Did you know that Capital One launched a brand new online savings account called 360 Performance Savings?
I sure didn't!
Unfortunately, it's not a particularly exciting new account.
I have a few accounts with Capital One Bank but they all were legacy ING Direct accounts. Capital One acquired ING Direct back in 2012 and I just kept going along with it. I was tempted to close them when I went through a big personal finance simplification phase, but I continued to use one as a bank account firewall with PayPal. It served a purpose, paid a competitive interest rate, so I left it alone.
When Capital One acquired ING Direct, all existing ING Direct accounts were converted to 360 Checking and 360 Savings accounts. For years, nothing substantial else changed.
But now that Capital One has a new banking product, it's time to pay a little bit more attention.
What is Capital One 360 Performance Savings?
It's Capital One's new name for their high-yield, no-fee online savings account. You get an interest rate of 1.80% APY with no minimums. Your funds are FDIC insured up to $250,000, there's a mobile app, and you can open it online in just a few minutes. It's a pretty run of the mill online savings account.
When Capital One started offering this “new” type of account, they took away their 360 Savings Accounts and 360 Money Market Accounts. It's now Performance Savings only.
If you're an existing Capital One 360 Savings customer, it's pretty much the same as before except you get a higher interest rate. The Performance Savings pays 1.80% APY.
Money market accounts have been falling out of favor in the last decade or so. In the past, they were useful because you could earn a higher interest rate and still have more than six transactions/transfers per month. Nowadays, with online banking and credit cards, there really isn't a useful place for your traditional money market account. It's no surprise that Capital One did away with it.
How to Convert Your Account from 360 Savings to Performance Savings
There doesn't appear to be a single button you press to convert an existing 360 Savings Account into a Performance Savings account.
You will have open a new Performance Savings account, transfer all of your funds from the 360 Savings to the Performance Savings, and then close your 360 Savings account.
Fortunately, opening a new account is simple, takes about five minutes, and I was able to do it all in about five minutes. Capital One prepopulates most of your information and you just have to enter in employment title, salary, and check off a few disclosure statements. You can even do it on a weekend (I did it on a Sunday).
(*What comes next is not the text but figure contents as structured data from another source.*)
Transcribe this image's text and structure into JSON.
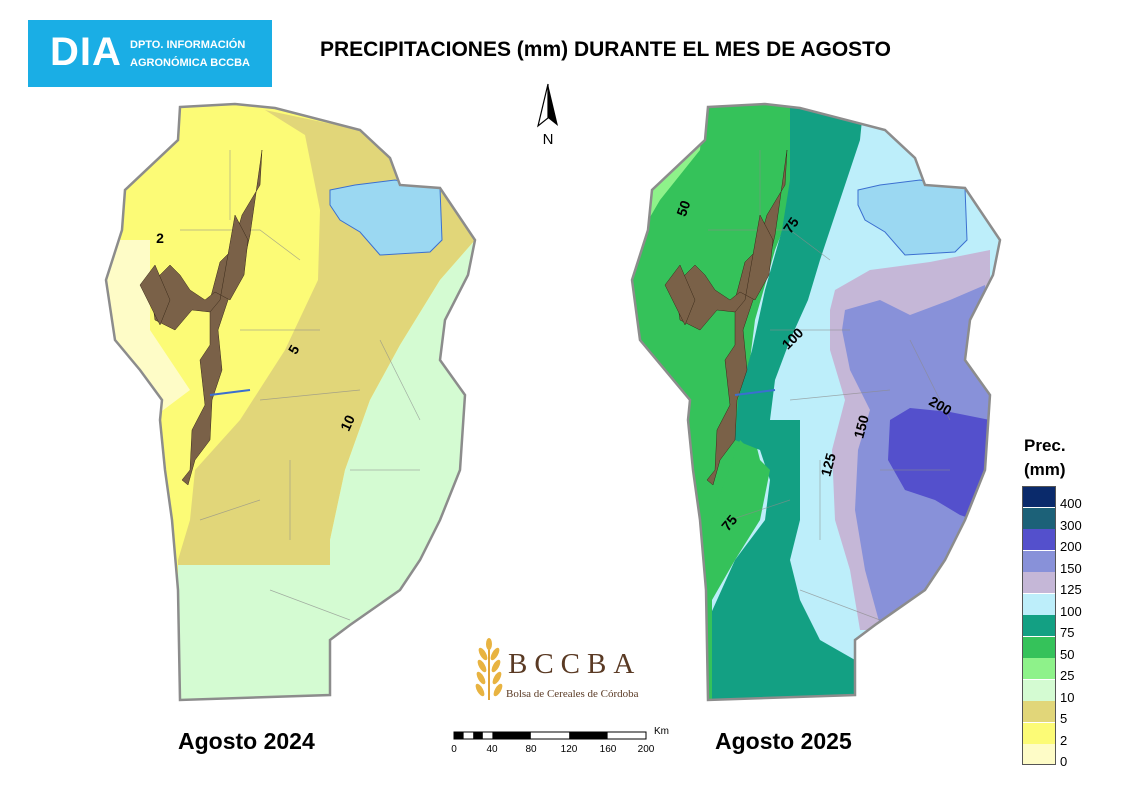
{
  "header": {
    "logo_main": "DIA",
    "logo_line1": "DPTO. INFORMACIÓN",
    "logo_line2": "AGRONÓMICA BCCBA",
    "title": "PRECIPITACIONES (mm) DURANTE EL MES DE AGOSTO"
  },
  "compass": {
    "label": "N",
    "icon": "north-arrow-icon"
  },
  "maps": [
    {
      "caption": "Agosto 2024",
      "isolines": [
        "2",
        "5",
        "10"
      ]
    },
    {
      "caption": "Agosto 2025",
      "isolines": [
        "50",
        "75",
        "100",
        "125",
        "150",
        "200",
        "75"
      ]
    }
  ],
  "brand": {
    "name": "BCCBA",
    "subtitle": "Bolsa de Cereales de Córdoba",
    "icon": "wheat-icon"
  },
  "scale_bar": {
    "unit": "Km",
    "ticks": [
      "0",
      "40",
      "80",
      "120",
      "160",
      "200"
    ]
  },
  "legend": {
    "title_line1": "Prec.",
    "title_line2": "(mm)",
    "classes": [
      {
        "label": "400",
        "color": "#0a2a6b"
      },
      {
        "label": "300",
        "color": "#1c6178"
      },
      {
        "label": "200",
        "color": "#5450cc"
      },
      {
        "label": "150",
        "color": "#8891d9"
      },
      {
        "label": "125",
        "color": "#c5b7d7"
      },
      {
        "label": "100",
        "color": "#bdeefa"
      },
      {
        "label": "75",
        "color": "#13a083"
      },
      {
        "label": "50",
        "color": "#35c25a"
      },
      {
        "label": "25",
        "color": "#8ef28a"
      },
      {
        "label": "10",
        "color": "#d4fbd2"
      },
      {
        "label": "5",
        "color": "#e1d679"
      },
      {
        "label": "2",
        "color": "#fcfb76"
      },
      {
        "label": "0",
        "color": "#fefcc7"
      }
    ]
  },
  "colors": {
    "mountains": "#7a6148",
    "lake": "#9bd8f2",
    "boundary": "#8c8c8c"
  }
}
Presto – nearly double the APY. It's not going to be a ton of money but it's like picking up a quarter on the sidewalk.
How to Close Your Account Online
Peter from Bible Money Matters showed me how to close your account online.
First, log into your account as normal… then visit this link to access the old interface:
(copy and paste it in the browser after you log in)
Then click on your account name in the list, followed by “Account Details” tab underneath your Routing Number and Account number. The site defaults to your list of transactions.
Then click on “Close your account” at the bottom:
There's a confirmation screen but then you're done:
Alternatively, you can call customer service to close your account. In the past, I've had success using the online chat to close an account too.
Should You Open This Account?
If you don't have an existing Capital One 360 Savings account, does it make sense to open a 360 Performance Savings?
The interest rate is competitive but I don't feel like there's a ton of added value with this account. For example, if you open an Ally Bank account, you get a 1.60% APY interest rate plus the ability to link up an Ally Invest account. Ally Invest is a brokerage account that gives you free trades on all U.S. stocks, ETFs, and options. (they also run cash bonuses for new brokerage accounts)
SoFi Money is a cash management account that pays 1.60% APY but also has SoFi Invest, another no commission stock brokerage. They'll also give you $50 when you deposit $100, no strings attached.
I've always been a fan of how convenient it is to open accounts and manage savings goals with Capital One but I'm not sure it's a good option if you're opening a new account.